Et si la Mort vivait en famille, comme tout le monde !
Il y a le père, la mère, la grand-mère, et le fils.
Ils vivent dans une maison presque banale, s’il n’y avait son jardin dans lequel viennent se pendre régulièrement des passants en mal de suicide.
Ils ont une existence presque normale, s’ils ne formaient pas ensemble la famille de la Mort !
Le fils, qu’on appelle donc « La petite mort », va à l’école comme tous les enfants. Il y a trouvé un ami, Ludo, un ami fidèle, un de ces êtres avec qui c’est à la vie à la mort, comme on dit.
L’autre ami qu’il a, c’est un chat, Sephi.
Il faut dire qu’avoir une vie sociale n’a rien d’évident lorsqu’on a une tête de squelette, tout comme ses parents.
Il en va de même pour les ambitions, les rêves d’avenir. La Petite mort deviendra, quand il sera grand, « faucheur », à son tour, comme son père. Faucheur de vie, faucheur d’espérances.
Et cela, la Petite mort ne le veut pas.
Son désir avoué et peu avouable, c’est de devenir fleuriste. C’est de meubler de couleurs et de sourires le noir de ses vêtements et la grisaille des jours et des années.
Ce livre, donc, nous raconte l’existence de cet être étrange qui nous ressemble tellement et qui, pourtant, ne veut, par obligation, que notre fin. Petite mort deviendra grand, il n’y a pas d’échappatoire.
Mais Petite mort rêve, encore, toujours…
Cyniquement, certes. Mais avec un regard sans concessions sur le monde dans lequel il vit. Même si ce verbe, vivre, n’a, tout compte fait, pas vraiment de sens pour lui …
Ce livre nous montre la Petite mort de jour en jour, de semaine en semaine, en famille, à l’école, avec Ludo. Il nous montre aussi ses travaux scolaires, ses carnets intimes dans lesquels il se dessine telle qu’il est et telle qu’il voudrait être. C’est parfois gore, c’est presque toujours attendrissant.
Mais voilà, même pour le futur « faucheur », l’existence est faite aussi de peines, de larmes, d’horreurs à assumer.
Ludo, son ami, cet humain normal avec qui il se sent en osmose, ce garçon heureux est atteint de leucémie. Et c’est à la petite mort qu’incombera le devoir de faucher cette existence. Ce qui donne l’occasion à Davy Mourier d’une page dans laquelle l’humour laisse totalement la place à l’émotion.

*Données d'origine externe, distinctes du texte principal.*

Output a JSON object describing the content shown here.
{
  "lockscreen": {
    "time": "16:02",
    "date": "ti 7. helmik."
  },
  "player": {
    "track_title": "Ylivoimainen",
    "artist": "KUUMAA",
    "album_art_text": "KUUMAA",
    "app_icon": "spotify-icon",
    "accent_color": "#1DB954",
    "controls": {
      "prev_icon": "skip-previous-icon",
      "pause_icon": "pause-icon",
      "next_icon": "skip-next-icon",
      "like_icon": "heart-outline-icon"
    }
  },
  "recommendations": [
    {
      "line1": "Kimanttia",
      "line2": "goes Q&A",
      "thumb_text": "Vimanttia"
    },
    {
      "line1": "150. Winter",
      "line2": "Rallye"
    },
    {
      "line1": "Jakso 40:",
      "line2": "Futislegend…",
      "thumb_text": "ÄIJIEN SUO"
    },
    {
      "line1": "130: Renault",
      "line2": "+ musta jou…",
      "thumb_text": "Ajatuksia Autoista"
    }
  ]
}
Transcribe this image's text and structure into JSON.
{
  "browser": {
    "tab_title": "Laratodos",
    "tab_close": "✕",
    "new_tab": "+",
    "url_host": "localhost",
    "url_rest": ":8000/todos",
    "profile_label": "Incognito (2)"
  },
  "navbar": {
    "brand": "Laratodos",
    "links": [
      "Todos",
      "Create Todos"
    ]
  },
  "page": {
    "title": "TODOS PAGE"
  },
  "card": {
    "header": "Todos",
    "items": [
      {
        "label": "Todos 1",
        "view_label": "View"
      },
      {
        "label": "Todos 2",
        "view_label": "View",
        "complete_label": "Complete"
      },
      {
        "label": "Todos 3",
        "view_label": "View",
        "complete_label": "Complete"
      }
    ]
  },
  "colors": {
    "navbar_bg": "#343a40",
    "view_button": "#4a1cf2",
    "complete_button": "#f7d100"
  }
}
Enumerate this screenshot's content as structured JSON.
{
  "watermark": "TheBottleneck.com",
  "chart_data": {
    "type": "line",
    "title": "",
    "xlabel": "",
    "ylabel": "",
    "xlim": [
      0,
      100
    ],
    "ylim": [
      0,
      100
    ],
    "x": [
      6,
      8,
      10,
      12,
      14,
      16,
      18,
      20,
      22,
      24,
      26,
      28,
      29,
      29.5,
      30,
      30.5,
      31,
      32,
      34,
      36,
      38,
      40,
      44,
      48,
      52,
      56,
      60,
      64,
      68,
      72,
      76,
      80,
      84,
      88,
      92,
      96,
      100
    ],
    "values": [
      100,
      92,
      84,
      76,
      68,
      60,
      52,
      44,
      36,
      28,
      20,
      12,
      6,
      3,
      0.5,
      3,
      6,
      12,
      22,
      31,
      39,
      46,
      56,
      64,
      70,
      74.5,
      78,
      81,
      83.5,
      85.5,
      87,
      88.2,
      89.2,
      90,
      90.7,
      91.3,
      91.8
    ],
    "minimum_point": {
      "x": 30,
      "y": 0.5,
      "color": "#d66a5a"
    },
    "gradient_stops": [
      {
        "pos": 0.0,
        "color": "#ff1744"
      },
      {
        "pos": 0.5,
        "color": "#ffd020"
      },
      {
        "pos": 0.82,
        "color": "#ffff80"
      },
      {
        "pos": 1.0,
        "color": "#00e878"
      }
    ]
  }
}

Alors, oui, c’est un livre d’humour. D’humour noir… Le dessin de Davy Mourier en est simple, expressif en même temps, usant essentiellement de noir et de blanc avec, par ci par là, des pages entières en couleurs, les pages qui, en fait, nous font entrer quelque peu dans les attentes et les espérances du personnage principal.
C’est un livre qui raconte une histoire, nourrie d’un imaginaire à la fois collectif et très individuel. On pourrait penser, bien évidemment, à « Pierre Tombal », de Marc Hardy. Mais si l’un et l’autre de ces auteurs prennent comme figure de proue une mort faucheuse de vies, ils le font très différemment. Et chacun avec un vrai talent… Tous publics pour Hardy, plus iconoclaste et plus adulte, sans doute, pour Mourier.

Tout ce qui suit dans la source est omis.